Python binding allowing to retrieve audio levels by frequency bands given audio samples, on a raspberry pi (aka power spectrum). It uses the GPU FFT lib from Andrew Holme (see http://www.aholme.co.uk/GPU_FFT/Main.htm).
I compared implementations using cython and ctypes, and the ctypes solution was slower (overhead due to the input data transformation for the C call).
In my case it's 7 times faster than using pure python and Numpy.
The GPU FFT lib sources which can be found here http://www.aholme.co.uk/GPU_FFT/Main.htm. It is also directly in raspbian. You will also need Cython.
$ python setup.py build_ext --inplace
This generates the rpi_audio_levels.so
, be sure to add its directory to the PYTHONPATH
(or install it using sudo python setup.py install
instead of the above command).
from rpi_audio_levels import AudioLevels
# We will give chunks of 2**11 audio samples
DATA_SIZE = 11
# We want to extract levels for 6 frequency bands
BANDS_COUNT = 6
# Preliminary call to prepare things
audio_levels = AudioLevels(DATA_SIZE, BANDS_COUNT)
# Example of 6 arbitrary frequency bands. Indexes must be between 0 and 2**(DATA_SIZE - 1).
bands_indexes = [[0,100], [100,200], [200,600], [600,700], [700,800], [800,1024]]
# (Here the indexes come from nowhere, but you could have some algorithm to convert
# start/end frequencies of each band you want to their corresponding indexes within
# the FFT data)
# Then retrieve audio levels each time you have new data.

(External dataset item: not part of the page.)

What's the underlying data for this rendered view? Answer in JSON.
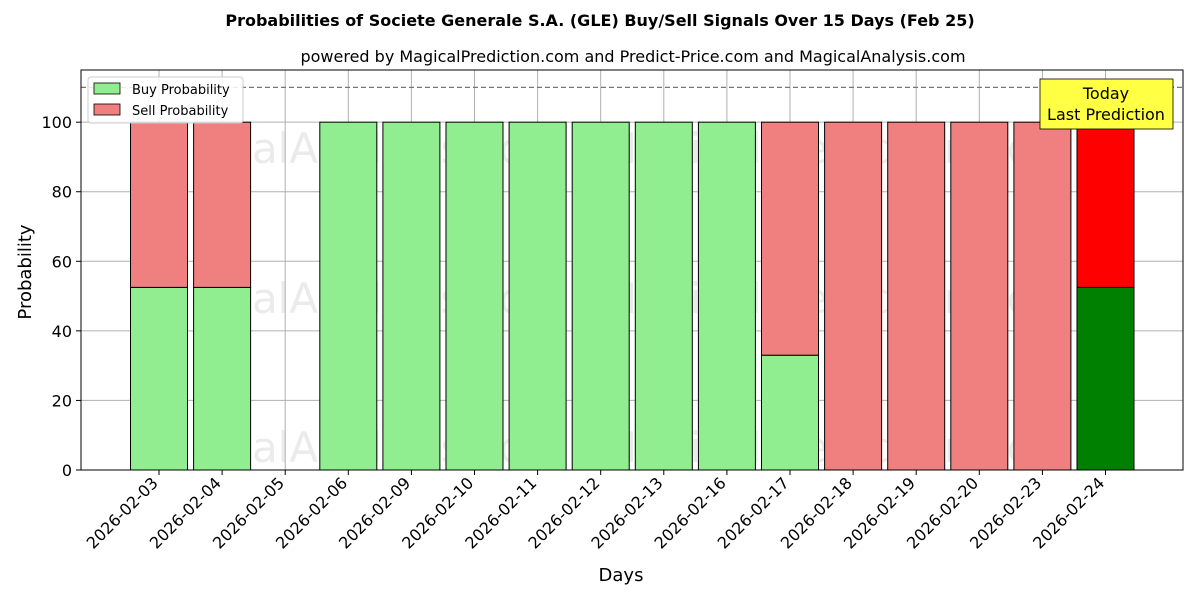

levels, means, stds = audio_levels.compute(data, bands_indexes)
The returned value is a tuple of tuple:
- levels: power spectrum levels for each frequency band
- means: means for each band
- stds: standard deviation for each band
data
must be a numpy array of 2**DATA_SIZE real data with float dtype (np.float32),
with only 1 dimension.
You may want to preliminary multiply your audio data chunks with a hanning window (for example)
before providing them to the compute()
method.